In 2006 Noe and Israel joined the Culiacan Project as workers! Now they revisit the camps where they suffered as children giving out cassettes and hope for the future to hundreds of Mixteco Indians.

Angelica
ANGELICA'S SECRET WEAPON
For the last several years Angelica, a Mixteco Indian born in the mountains and raised in Mexico City has been working with the staff of GRN Mexico in the Culiacan Project. In 2006 she was trained as an office worker at the GRN Missions Training Course in Oaxaca. Although her Spanish is very poor her Mixteco is very good, so she is a great asset when the teams visit the camps.

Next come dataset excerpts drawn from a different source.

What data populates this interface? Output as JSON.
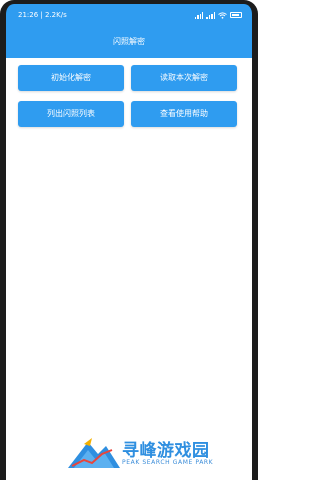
{
  "status_bar": {
    "time_speed": "21:26 | 2.2K/s",
    "battery_level": "55"
  },
  "header": {
    "title": "闪照解密"
  },
  "buttons": [
    {
      "label": "初始化解密"
    },
    {
      "label": "读取本次解密"
    },
    {
      "label": "列出闪照列表"
    },
    {
      "label": "查看使用帮助"
    }
  ],
  "watermark": {
    "name": "寻峰游戏园",
    "sub": "PEAK SEARCH GAME PARK"
  },
  "colors": {
    "accent": "#2f9cf0",
    "background": "#ffffff"
  }
}
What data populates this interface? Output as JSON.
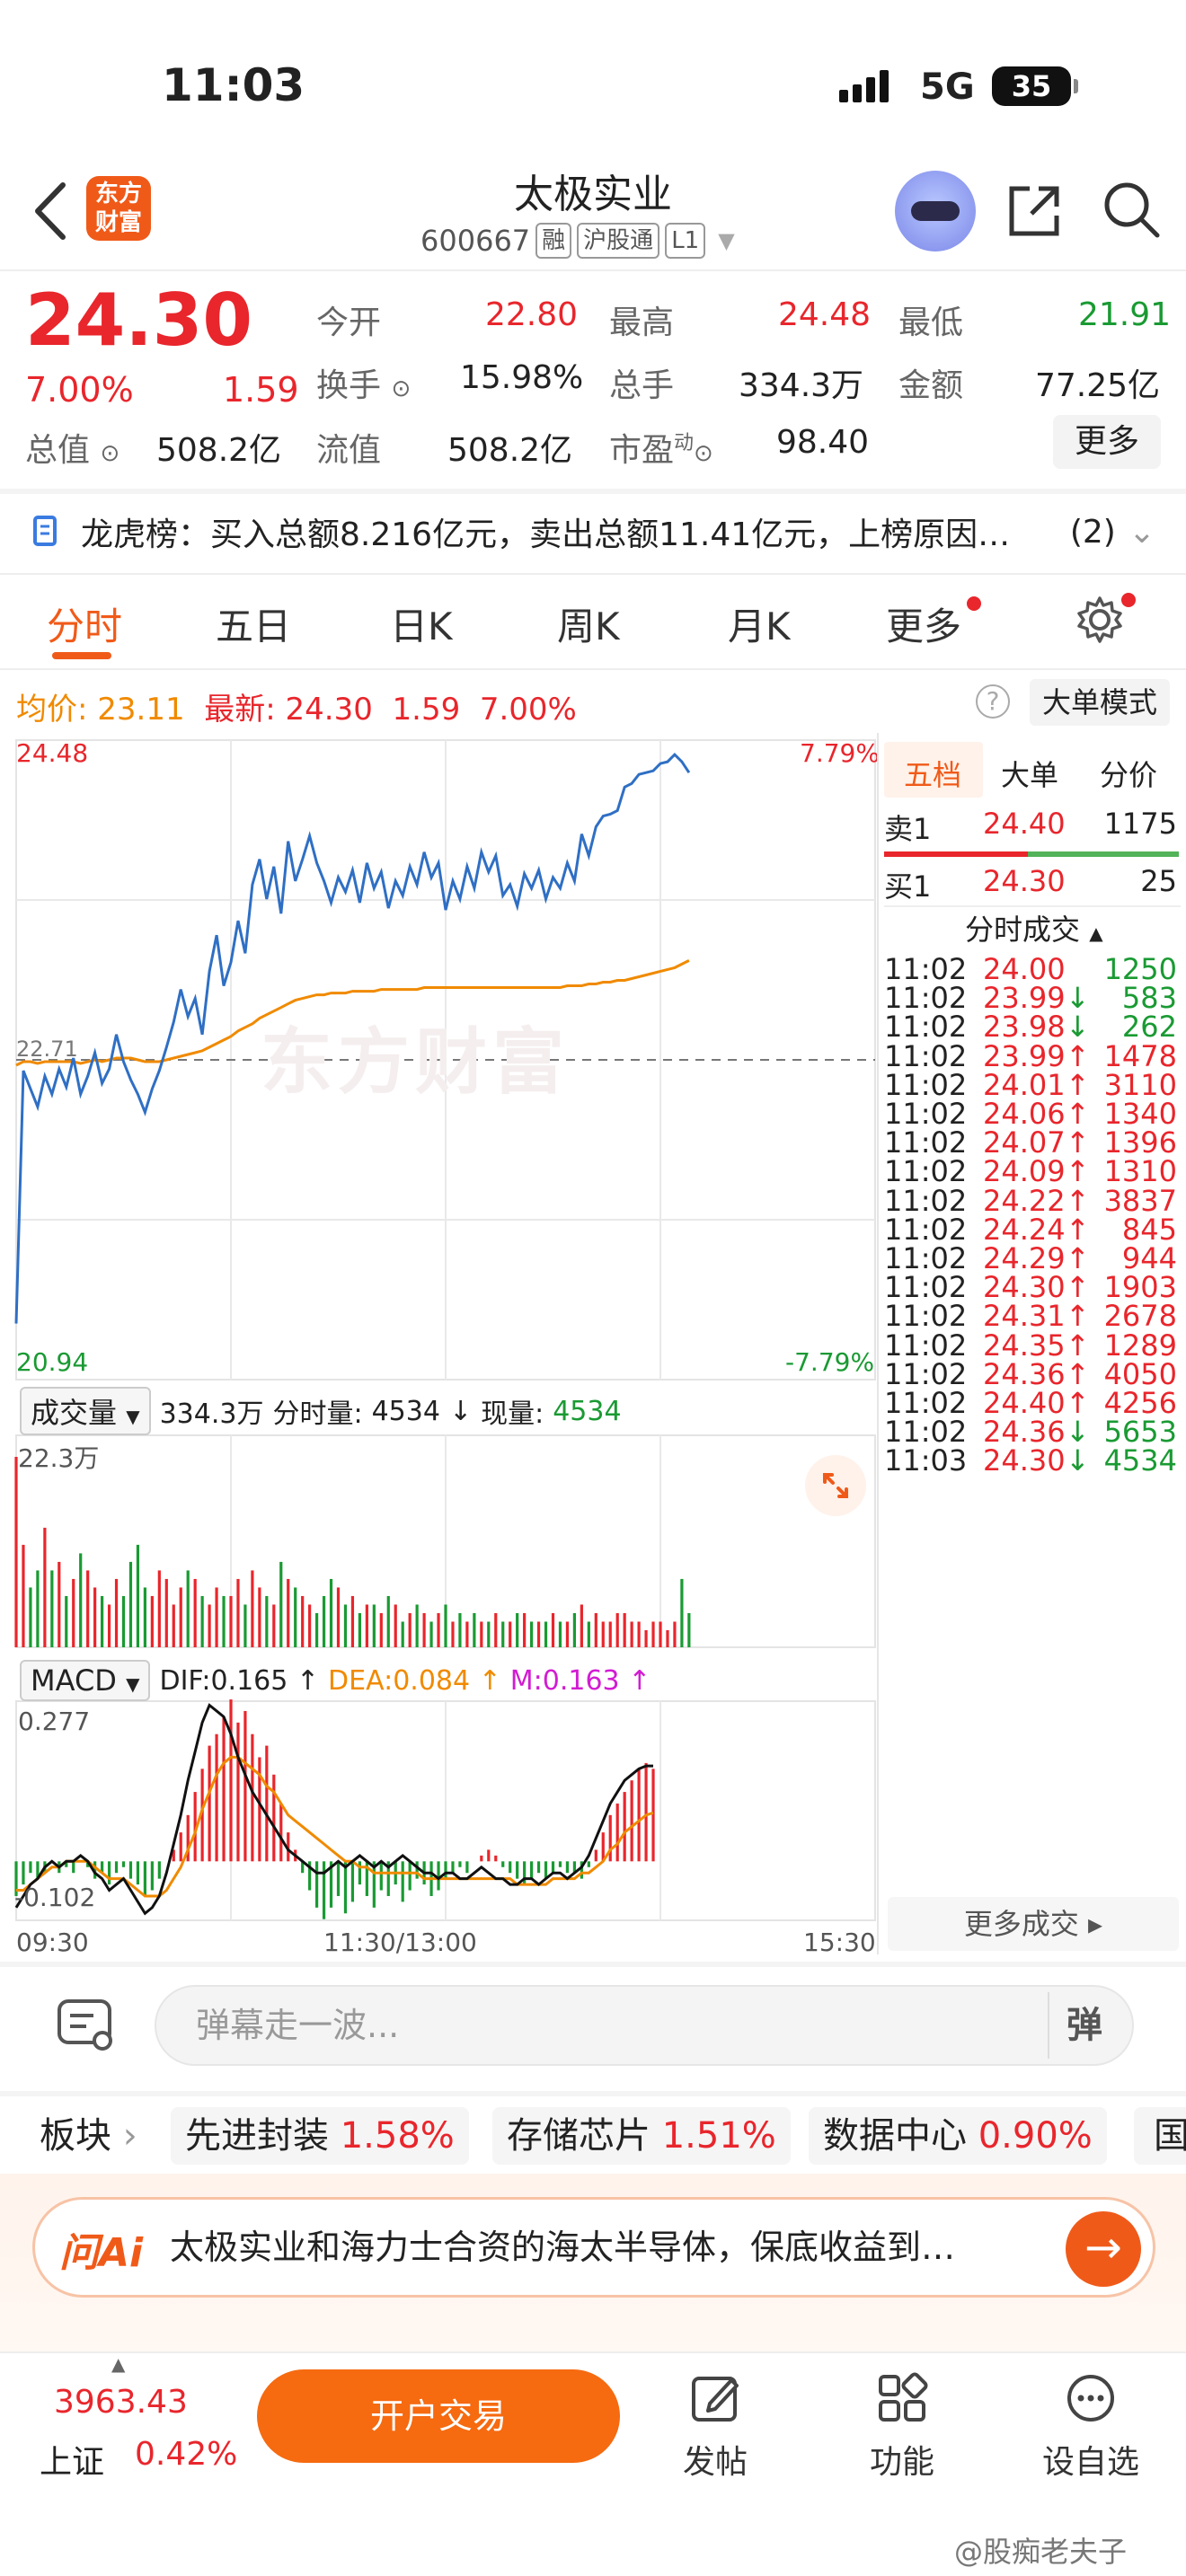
{
  "status": {
    "time": "11:03",
    "network": "5G",
    "battery": "35"
  },
  "header": {
    "back_icon": "back-chevron",
    "logo_text_1": "东方",
    "logo_text_2": "财富",
    "title": "太极实业",
    "code": "600667",
    "tags": [
      "融",
      "沪股通",
      "L1"
    ]
  },
  "quote": {
    "price": "24.30",
    "change_pct": "7.00%",
    "change": "1.59",
    "rows": [
      [
        {
          "label": "今开",
          "value": "22.80",
          "color": "red"
        },
        {
          "label": "最高",
          "value": "24.48",
          "color": "red"
        },
        {
          "label": "最低",
          "value": "21.91",
          "color": "green"
        }
      ],
      [
        {
          "label": "换手",
          "value": "15.98%",
          "color": "dark"
        },
        {
          "label": "总手",
          "value": "334.3万",
          "color": "dark"
        },
        {
          "label": "金额",
          "value": "77.25亿",
          "color": "dark"
        }
      ],
      [
        {
          "label": "总值",
          "value": "508.2亿",
          "color": "dark"
        },
        {
          "label": "流值",
          "value": "508.2亿",
          "color": "dark"
        },
        {
          "label": "市盈",
          "value": "98.40",
          "color": "dark"
        }
      ]
    ],
    "pe_sup": "动",
    "more_label": "更多"
  },
  "longhu": {
    "label": "龙虎榜：",
    "text": "买入总额8.216亿元，卖出总额11.41亿元，上榜原因…",
    "count": "(2)"
  },
  "tabs": [
    "分时",
    "五日",
    "日K",
    "周K",
    "月K",
    "更多"
  ],
  "info": {
    "avg_label": "均价:",
    "avg": "23.11",
    "latest_label": "最新:",
    "latest": "24.30",
    "chg": "1.59",
    "pct": "7.00%",
    "big_mode": "大单模式"
  },
  "chart_data": {
    "type": "line",
    "title": "",
    "y_high": "24.48",
    "y_low": "20.94",
    "pct_high": "7.79%",
    "pct_low": "-7.79%",
    "prev_close_label": "22.71",
    "prev_close": 22.71,
    "ylim": [
      20.94,
      24.48
    ],
    "x_ticks": [
      "09:30",
      "11:30/13:00",
      "15:30"
    ],
    "watermark": "东方财富",
    "series": [
      {
        "values": [
          21.25,
          22.65,
          22.55,
          22.45,
          22.62,
          22.52,
          22.66,
          22.56,
          22.72,
          22.52,
          22.62,
          22.75,
          22.58,
          22.66,
          22.85,
          22.7,
          22.6,
          22.52,
          22.42,
          22.55,
          22.65,
          22.78,
          22.92,
          23.1,
          22.95,
          23.05,
          22.85,
          23.2,
          23.4,
          23.12,
          23.25,
          23.48,
          23.3,
          23.68,
          23.82,
          23.6,
          23.78,
          23.52,
          23.92,
          23.7,
          23.82,
          23.95,
          23.8,
          23.7,
          23.58,
          23.72,
          23.64,
          23.76,
          23.58,
          23.8,
          23.66,
          23.75,
          23.55,
          23.7,
          23.62,
          23.78,
          23.68,
          23.86,
          23.72,
          23.8,
          23.54,
          23.7,
          23.6,
          23.78,
          23.66,
          23.86,
          23.75,
          23.84,
          23.62,
          23.68,
          23.56,
          23.74,
          23.66,
          23.76,
          23.6,
          23.72,
          23.66,
          23.8,
          23.7,
          23.96,
          23.84,
          24.0,
          24.06,
          24.07,
          24.09,
          24.22,
          24.24,
          24.29,
          24.3,
          24.31,
          24.35,
          24.36,
          24.4,
          24.36,
          24.3
        ]
      },
      {
        "values": [
          22.68,
          22.7,
          22.7,
          22.69,
          22.7,
          22.7,
          22.7,
          22.7,
          22.7,
          22.69,
          22.7,
          22.71,
          22.7,
          22.71,
          22.72,
          22.72,
          22.72,
          22.71,
          22.7,
          22.7,
          22.7,
          22.71,
          22.72,
          22.73,
          22.74,
          22.75,
          22.76,
          22.78,
          22.8,
          22.82,
          22.84,
          22.87,
          22.89,
          22.91,
          22.94,
          22.96,
          22.98,
          23.0,
          23.02,
          23.04,
          23.05,
          23.06,
          23.07,
          23.07,
          23.08,
          23.08,
          23.08,
          23.09,
          23.09,
          23.09,
          23.09,
          23.1,
          23.1,
          23.1,
          23.1,
          23.1,
          23.1,
          23.11,
          23.11,
          23.11,
          23.11,
          23.11,
          23.11,
          23.11,
          23.11,
          23.11,
          23.11,
          23.11,
          23.11,
          23.11,
          23.11,
          23.11,
          23.11,
          23.11,
          23.11,
          23.11,
          23.11,
          23.12,
          23.12,
          23.12,
          23.13,
          23.13,
          23.14,
          23.14,
          23.15,
          23.15,
          23.16,
          23.17,
          23.18,
          23.19,
          23.2,
          23.21,
          23.22,
          23.24,
          23.26
        ]
      }
    ],
    "volume": [
      22.3,
      12,
      7,
      9,
      14,
      9,
      10,
      6,
      8,
      11,
      9,
      7,
      6,
      5,
      8,
      6,
      10,
      12,
      7,
      6,
      9,
      8,
      5,
      7,
      9,
      8,
      6,
      5,
      7,
      6,
      6,
      8,
      5,
      9,
      7,
      6,
      5,
      10,
      8,
      7,
      6,
      5,
      4,
      6,
      8,
      7,
      5,
      6,
      4,
      5,
      5,
      4,
      6,
      5,
      3,
      4,
      5,
      4,
      3,
      4,
      5,
      3,
      4,
      3,
      4,
      3,
      3,
      4,
      3,
      3,
      4,
      4,
      3,
      3,
      3,
      4,
      3,
      3,
      4,
      5,
      3,
      4,
      3,
      3,
      4,
      4,
      3,
      3,
      2,
      3,
      3,
      2,
      3,
      8,
      4
    ],
    "volume_ylim": [
      0,
      22.3
    ],
    "macd_hist": [
      -0.06,
      -0.04,
      -0.02,
      -0.03,
      -0.02,
      0.0,
      -0.02,
      -0.01,
      -0.02,
      0.0,
      -0.01,
      -0.03,
      -0.02,
      -0.04,
      -0.02,
      -0.01,
      -0.03,
      -0.04,
      -0.06,
      -0.05,
      -0.03,
      0.0,
      0.02,
      0.05,
      0.08,
      0.12,
      0.16,
      0.2,
      0.22,
      0.25,
      0.28,
      0.24,
      0.26,
      0.22,
      0.18,
      0.2,
      0.15,
      0.1,
      0.05,
      0.02,
      -0.02,
      -0.05,
      -0.08,
      -0.1,
      -0.08,
      -0.06,
      -0.09,
      -0.07,
      -0.04,
      -0.06,
      -0.08,
      -0.05,
      -0.06,
      -0.04,
      -0.07,
      -0.05,
      -0.03,
      -0.04,
      -0.06,
      -0.05,
      -0.03,
      -0.02,
      -0.01,
      -0.02,
      0.0,
      0.01,
      0.02,
      0.01,
      -0.01,
      -0.02,
      -0.03,
      -0.04,
      -0.03,
      -0.02,
      -0.03,
      -0.02,
      -0.01,
      -0.02,
      -0.02,
      -0.03,
      -0.01,
      0.02,
      0.05,
      0.08,
      0.1,
      0.12,
      0.14,
      0.16,
      0.17,
      0.16
    ],
    "macd_dif": [
      -0.08,
      -0.06,
      -0.04,
      -0.03,
      -0.01,
      0.0,
      -0.01,
      0.0,
      0.0,
      0.01,
      0.0,
      -0.02,
      -0.03,
      -0.05,
      -0.04,
      -0.03,
      -0.05,
      -0.07,
      -0.09,
      -0.08,
      -0.06,
      -0.02,
      0.03,
      0.08,
      0.14,
      0.19,
      0.24,
      0.27,
      0.26,
      0.25,
      0.22,
      0.18,
      0.15,
      0.12,
      0.1,
      0.08,
      0.06,
      0.04,
      0.02,
      0.01,
      0.0,
      -0.01,
      -0.02,
      -0.02,
      -0.01,
      0.0,
      -0.01,
      0.0,
      0.01,
      0.0,
      -0.01,
      0.0,
      -0.01,
      0.0,
      0.01,
      0.0,
      -0.01,
      -0.02,
      -0.02,
      -0.03,
      -0.02,
      -0.02,
      -0.03,
      -0.03,
      -0.02,
      -0.01,
      -0.02,
      -0.03,
      -0.03,
      -0.04,
      -0.04,
      -0.03,
      -0.03,
      -0.04,
      -0.03,
      -0.02,
      -0.02,
      -0.03,
      -0.02,
      -0.01,
      0.01,
      0.04,
      0.07,
      0.1,
      0.12,
      0.14,
      0.15,
      0.16,
      0.165,
      0.165
    ],
    "macd_dea": [
      -0.05,
      -0.05,
      -0.04,
      -0.03,
      -0.02,
      -0.01,
      -0.01,
      0.0,
      0.0,
      0.0,
      0.0,
      -0.01,
      -0.02,
      -0.03,
      -0.03,
      -0.03,
      -0.04,
      -0.05,
      -0.06,
      -0.06,
      -0.06,
      -0.05,
      -0.03,
      -0.01,
      0.02,
      0.05,
      0.09,
      0.12,
      0.15,
      0.17,
      0.18,
      0.18,
      0.17,
      0.16,
      0.15,
      0.13,
      0.12,
      0.1,
      0.08,
      0.07,
      0.06,
      0.05,
      0.04,
      0.03,
      0.02,
      0.01,
      0.0,
      0.0,
      -0.01,
      -0.01,
      -0.02,
      -0.02,
      -0.02,
      -0.02,
      -0.02,
      -0.02,
      -0.02,
      -0.03,
      -0.03,
      -0.03,
      -0.03,
      -0.03,
      -0.03,
      -0.03,
      -0.03,
      -0.03,
      -0.03,
      -0.03,
      -0.03,
      -0.03,
      -0.04,
      -0.04,
      -0.04,
      -0.04,
      -0.04,
      -0.03,
      -0.03,
      -0.03,
      -0.03,
      -0.02,
      -0.02,
      -0.01,
      0.0,
      0.02,
      0.03,
      0.05,
      0.06,
      0.07,
      0.08,
      0.084
    ],
    "macd_ylim": [
      -0.102,
      0.277
    ]
  },
  "volume_panel": {
    "select": "成交量",
    "total": "334.3万",
    "fs_label": "分时量:",
    "fs_value": "4534",
    "arrow": "↓",
    "now_label": "现量:",
    "now_value": "4534",
    "max_label": "22.3万"
  },
  "macd_panel": {
    "select": "MACD",
    "dif": "DIF:0.165 ↑",
    "dea": "DEA:0.084 ↑",
    "m": "M:0.163 ↑",
    "top": "0.277",
    "bottom": "-0.102"
  },
  "right_panel": {
    "tabs": [
      "五档",
      "大单",
      "分价"
    ],
    "sell": {
      "label": "卖1",
      "price": "24.40",
      "vol": "1175"
    },
    "buy": {
      "label": "买1",
      "price": "24.30",
      "vol": "25"
    },
    "ticks_title": "分时成交",
    "ticks": [
      {
        "t": "11:02",
        "p": "24.00",
        "a": "",
        "v": "1250",
        "vc": "green"
      },
      {
        "t": "11:02",
        "p": "23.99",
        "a": "↓",
        "v": "583",
        "vc": "green"
      },
      {
        "t": "11:02",
        "p": "23.98",
        "a": "↓",
        "v": "262",
        "vc": "green"
      },
      {
        "t": "11:02",
        "p": "23.99",
        "a": "↑",
        "v": "1478",
        "vc": "red"
      },
      {
        "t": "11:02",
        "p": "24.01",
        "a": "↑",
        "v": "3110",
        "vc": "red"
      },
      {
        "t": "11:02",
        "p": "24.06",
        "a": "↑",
        "v": "1340",
        "vc": "red"
      },
      {
        "t": "11:02",
        "p": "24.07",
        "a": "↑",
        "v": "1396",
        "vc": "red"
      },
      {
        "t": "11:02",
        "p": "24.09",
        "a": "↑",
        "v": "1310",
        "vc": "red"
      },
      {
        "t": "11:02",
        "p": "24.22",
        "a": "↑",
        "v": "3837",
        "vc": "red"
      },
      {
        "t": "11:02",
        "p": "24.24",
        "a": "↑",
        "v": "845",
        "vc": "red"
      },
      {
        "t": "11:02",
        "p": "24.29",
        "a": "↑",
        "v": "944",
        "vc": "red"
      },
      {
        "t": "11:02",
        "p": "24.30",
        "a": "↑",
        "v": "1903",
        "vc": "red"
      },
      {
        "t": "11:02",
        "p": "24.31",
        "a": "↑",
        "v": "2678",
        "vc": "red"
      },
      {
        "t": "11:02",
        "p": "24.35",
        "a": "↑",
        "v": "1289",
        "vc": "red"
      },
      {
        "t": "11:02",
        "p": "24.36",
        "a": "↑",
        "v": "4050",
        "vc": "red"
      },
      {
        "t": "11:02",
        "p": "24.40",
        "a": "↑",
        "v": "4256",
        "vc": "red"
      },
      {
        "t": "11:02",
        "p": "24.36",
        "a": "↓",
        "v": "5653",
        "vc": "green"
      },
      {
        "t": "11:03",
        "p": "24.30",
        "a": "↓",
        "v": "4534",
        "vc": "green"
      }
    ],
    "more_ticks": "更多成交 ▸"
  },
  "barrage": {
    "placeholder": "弹幕走一波...",
    "btn": "弹"
  },
  "sectors": {
    "label": "板块",
    "items": [
      {
        "name": "先进封装",
        "pct": "1.58%"
      },
      {
        "name": "存储芯片",
        "pct": "1.51%"
      },
      {
        "name": "数据中心",
        "pct": "0.90%"
      },
      {
        "name": "国",
        "pct": ""
      }
    ]
  },
  "ai": {
    "logo": "问Ai",
    "text": "太极实业和海力士合资的海太半导体，保底收益到…"
  },
  "bottom": {
    "index_value": "3963.43",
    "index_name": "上证",
    "index_pct": "0.42%",
    "trade_btn": "开户交易",
    "nav": [
      "发帖",
      "功能",
      "设自选"
    ],
    "watermark": "@股痴老夫子"
  },
  "colors": {
    "red": "#e8262c",
    "green": "#1a9a33",
    "orange": "#f08a00",
    "blue": "#2f6fc4",
    "brand": "#f05a19"
  }
}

When she was being trained in the office, she noticed a record player with GR phonograph records. Her eyes lit up! "When I was a child," she told the staff, "my parents didn't know about Jesus. They would fight and drink all the time. Our life was very hard, until one day someone gave us a record in our language of Mixteco telling us about God. Eventually the message on the records reached the hearts of my parents and all of our family got saved!"
Now 30 years after those Mixteco records won her family's heart for God, Angelica has taken up the work of sharing cassettes wherever she goes, in Oaxaca, the big city, and in the migrant camps.

Roberta
ROBERTA'S STORY
Roberta grew up in Huajuapan speaking Mixteco and working long hours to help her mother survive in grinding poverty. After several years, a missionary shared cassettes with them in their heart language and they came to faith in Christ.
Now years later Roberta was invited to go to the Culiacan Project to share the message on cassettes with others. Although she has had very little formal training, she mobilizes the young people from her Mixteco Church to visit other villages with cassettes. In 2007, Roberta organized the first ever Jesus march in Huajuapan with over 700 people marching to proclaim the name of Jesus in that town!